American film and literature are threaded through with stories of fathers and sons playing ball, from Donald Hall’s essays “Fathers Playing Catch With Sons” to a father appearing on the baseball diamond in “Field of Dreams,” transcending death to participate in a game of catch with his son. I had always seen the game as a vaunted male tradition, laced with the pathos and psychodrama of inherited hopes and aspirations, the handing down of secret, implied codes of manhood.

But as I picked up a glove, the imagined maleness of the game offered me a certain freedom. I was not modeling what it means to be a man or re-enacting a ritual from my childhood. Will was not struggling to meet my expectations, even as I might be struggling to meet his. He was the teacher here. I got to appreciate his patience, his focus on detail, his encouragement.

We also weren’t talking. I am a writer who loves putting things into words, but Will doesn’t always love my questions or my boring mom-talk gambits. Here our closeness was measured in tosses, not words. Best of all, by the simple necessity of keeping the ball in the air, we were both fully present.

Will was an excellent coach: He broke the actions of catching and throwing down into a series of discrete steps: Crook your elbow just so, put your weight into the throw, follow through after release. Over — a lot of — time (lack of experience did not, in my case, conceal natural talent) I learned to overcome the frustration of a streak of bad throws or misses, to try less hard, sometimes, in order to do better, to take a breath and reset.

We fell into a rhythm and played for hours on our dead-end street. It wasn’t always fun: I became cranky when I repeatedly missed the ball. And on a cold day, it was hard to cheerily get off the sofa to go throw a ball outside.

Our game, miraculously, continued even after lockdowns were lifted. I still love the satisfying smack of the ball into the mitt, the almost magical feeling of stopping it midair. I like the thrill of reaching some number of consecutive passes, the singular focus of our combined concentration. Most of all I love spending the time, outside, with my son.

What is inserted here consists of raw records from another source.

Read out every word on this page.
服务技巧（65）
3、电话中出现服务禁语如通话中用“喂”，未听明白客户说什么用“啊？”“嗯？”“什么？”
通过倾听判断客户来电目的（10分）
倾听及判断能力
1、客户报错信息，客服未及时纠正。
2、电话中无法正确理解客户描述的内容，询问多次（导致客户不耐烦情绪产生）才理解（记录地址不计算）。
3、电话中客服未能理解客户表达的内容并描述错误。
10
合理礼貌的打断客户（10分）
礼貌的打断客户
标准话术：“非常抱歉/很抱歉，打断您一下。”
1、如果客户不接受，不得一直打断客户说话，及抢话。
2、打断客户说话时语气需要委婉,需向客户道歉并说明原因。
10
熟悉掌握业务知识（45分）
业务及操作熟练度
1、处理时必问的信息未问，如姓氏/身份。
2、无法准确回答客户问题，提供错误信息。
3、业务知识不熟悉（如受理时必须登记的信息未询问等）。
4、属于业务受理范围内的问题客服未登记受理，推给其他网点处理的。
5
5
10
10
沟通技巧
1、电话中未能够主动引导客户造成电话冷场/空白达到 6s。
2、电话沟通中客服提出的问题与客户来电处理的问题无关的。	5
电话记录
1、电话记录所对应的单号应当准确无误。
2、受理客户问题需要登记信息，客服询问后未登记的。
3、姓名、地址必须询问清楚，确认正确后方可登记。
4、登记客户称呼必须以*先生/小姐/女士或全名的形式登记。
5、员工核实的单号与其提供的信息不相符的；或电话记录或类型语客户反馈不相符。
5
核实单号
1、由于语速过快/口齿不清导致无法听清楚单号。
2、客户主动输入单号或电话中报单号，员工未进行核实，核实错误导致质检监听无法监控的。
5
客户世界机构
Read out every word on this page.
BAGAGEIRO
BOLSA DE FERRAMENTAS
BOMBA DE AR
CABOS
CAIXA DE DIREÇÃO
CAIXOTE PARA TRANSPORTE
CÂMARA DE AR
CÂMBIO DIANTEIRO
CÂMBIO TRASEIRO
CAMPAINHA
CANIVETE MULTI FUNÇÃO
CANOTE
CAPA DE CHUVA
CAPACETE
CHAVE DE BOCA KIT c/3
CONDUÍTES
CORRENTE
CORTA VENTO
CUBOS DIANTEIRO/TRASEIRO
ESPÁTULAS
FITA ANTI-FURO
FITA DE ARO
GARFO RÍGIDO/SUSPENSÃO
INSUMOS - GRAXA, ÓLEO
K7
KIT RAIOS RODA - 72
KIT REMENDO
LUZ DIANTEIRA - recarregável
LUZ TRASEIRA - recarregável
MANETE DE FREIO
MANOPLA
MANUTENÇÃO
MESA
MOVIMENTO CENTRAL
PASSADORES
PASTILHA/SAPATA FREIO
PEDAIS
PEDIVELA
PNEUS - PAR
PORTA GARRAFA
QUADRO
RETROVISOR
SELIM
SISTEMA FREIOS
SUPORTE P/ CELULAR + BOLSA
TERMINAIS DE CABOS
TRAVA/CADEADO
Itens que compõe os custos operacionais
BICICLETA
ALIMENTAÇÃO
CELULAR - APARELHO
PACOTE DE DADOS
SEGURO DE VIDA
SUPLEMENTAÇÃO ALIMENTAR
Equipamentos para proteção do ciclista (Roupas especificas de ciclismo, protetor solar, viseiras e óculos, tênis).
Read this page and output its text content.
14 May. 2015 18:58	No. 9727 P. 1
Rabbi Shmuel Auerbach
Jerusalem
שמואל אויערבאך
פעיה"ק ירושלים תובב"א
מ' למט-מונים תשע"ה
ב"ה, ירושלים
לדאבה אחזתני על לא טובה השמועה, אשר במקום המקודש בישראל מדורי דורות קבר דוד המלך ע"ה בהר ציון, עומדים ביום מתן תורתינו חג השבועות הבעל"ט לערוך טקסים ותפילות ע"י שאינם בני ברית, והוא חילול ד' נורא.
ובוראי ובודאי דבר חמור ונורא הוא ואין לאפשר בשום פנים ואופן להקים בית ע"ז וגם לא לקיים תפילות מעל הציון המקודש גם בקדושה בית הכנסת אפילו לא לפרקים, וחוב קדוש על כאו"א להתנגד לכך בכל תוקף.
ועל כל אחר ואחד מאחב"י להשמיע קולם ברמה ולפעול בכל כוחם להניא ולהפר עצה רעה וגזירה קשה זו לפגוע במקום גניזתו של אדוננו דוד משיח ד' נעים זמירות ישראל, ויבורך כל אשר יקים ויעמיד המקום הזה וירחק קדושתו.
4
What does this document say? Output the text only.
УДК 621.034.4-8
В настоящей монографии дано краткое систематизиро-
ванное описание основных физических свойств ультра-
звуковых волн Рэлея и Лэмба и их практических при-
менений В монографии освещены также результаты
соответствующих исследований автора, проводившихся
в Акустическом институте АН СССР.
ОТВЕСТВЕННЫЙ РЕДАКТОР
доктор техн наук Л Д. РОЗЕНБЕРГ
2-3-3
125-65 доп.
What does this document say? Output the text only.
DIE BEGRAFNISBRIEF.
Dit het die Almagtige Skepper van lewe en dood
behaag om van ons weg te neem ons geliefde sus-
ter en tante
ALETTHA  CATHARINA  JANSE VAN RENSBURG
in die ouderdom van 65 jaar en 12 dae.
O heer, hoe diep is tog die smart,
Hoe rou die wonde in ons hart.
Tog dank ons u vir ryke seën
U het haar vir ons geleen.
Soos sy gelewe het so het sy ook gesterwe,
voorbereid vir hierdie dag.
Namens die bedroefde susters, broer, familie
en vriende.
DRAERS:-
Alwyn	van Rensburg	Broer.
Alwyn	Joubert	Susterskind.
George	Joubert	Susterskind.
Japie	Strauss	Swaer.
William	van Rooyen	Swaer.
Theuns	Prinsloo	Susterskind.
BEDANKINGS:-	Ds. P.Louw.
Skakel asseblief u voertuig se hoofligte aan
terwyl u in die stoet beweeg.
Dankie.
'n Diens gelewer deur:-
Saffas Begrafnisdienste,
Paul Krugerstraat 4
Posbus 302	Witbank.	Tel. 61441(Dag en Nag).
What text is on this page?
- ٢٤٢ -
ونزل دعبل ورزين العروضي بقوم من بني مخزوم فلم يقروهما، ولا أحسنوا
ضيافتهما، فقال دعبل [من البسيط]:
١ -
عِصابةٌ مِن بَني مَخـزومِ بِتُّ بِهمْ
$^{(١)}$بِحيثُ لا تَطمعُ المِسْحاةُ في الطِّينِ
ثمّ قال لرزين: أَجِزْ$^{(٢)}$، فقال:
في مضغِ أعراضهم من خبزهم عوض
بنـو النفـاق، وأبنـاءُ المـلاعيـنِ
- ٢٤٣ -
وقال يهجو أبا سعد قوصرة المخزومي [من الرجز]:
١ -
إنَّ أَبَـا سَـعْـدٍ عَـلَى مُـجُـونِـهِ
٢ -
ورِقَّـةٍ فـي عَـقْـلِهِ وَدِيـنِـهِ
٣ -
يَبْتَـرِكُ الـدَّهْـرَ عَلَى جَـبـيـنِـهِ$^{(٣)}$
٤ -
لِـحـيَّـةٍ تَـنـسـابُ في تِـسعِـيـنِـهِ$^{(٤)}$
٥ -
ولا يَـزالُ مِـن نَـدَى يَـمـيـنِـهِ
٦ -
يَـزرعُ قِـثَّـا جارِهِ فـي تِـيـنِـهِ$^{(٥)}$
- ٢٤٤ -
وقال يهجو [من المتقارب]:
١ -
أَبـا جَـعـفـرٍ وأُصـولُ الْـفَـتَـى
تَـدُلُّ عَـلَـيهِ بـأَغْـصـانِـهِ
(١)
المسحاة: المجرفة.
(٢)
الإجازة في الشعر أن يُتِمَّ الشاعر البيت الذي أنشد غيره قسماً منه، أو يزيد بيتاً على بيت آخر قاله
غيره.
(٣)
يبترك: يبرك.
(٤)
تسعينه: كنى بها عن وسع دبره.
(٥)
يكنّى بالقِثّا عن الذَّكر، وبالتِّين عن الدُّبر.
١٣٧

Will is 12 now, and on a travel baseball team; I have nothing to offer by way of meaningful “practice.” We have reversed roles: Now I’m the one asking him to get up off the couch and play.

Parenthood is so full of letting go — not just of children turning into young adults and leaving home, but of so many little selves along the path to adulthood. The smiley, round-cheeked toddler becomes the shy 7-year-old; the thoughtful, shaggy-haired kindergartner becomes the clean-cut, Celtics-mad fifth grader. Sometimes the urge to hold on feels almost frantic. The only way to pin time down is to remember: this moment, this boy, this place. Ritual and repetition.

When we first started playing, we would begin a few feet apart and with every completed catch take a step back, expanding the distance between us. Now when we play, I’m all the way up by the neighbor’s pine tree, and Will is down by the mailbox. He is almost a foot taller than he was at the start. Even if it’s been a while, the muscle memory soon kicks in: Catch, draw your arm back, crook your elbow, let go.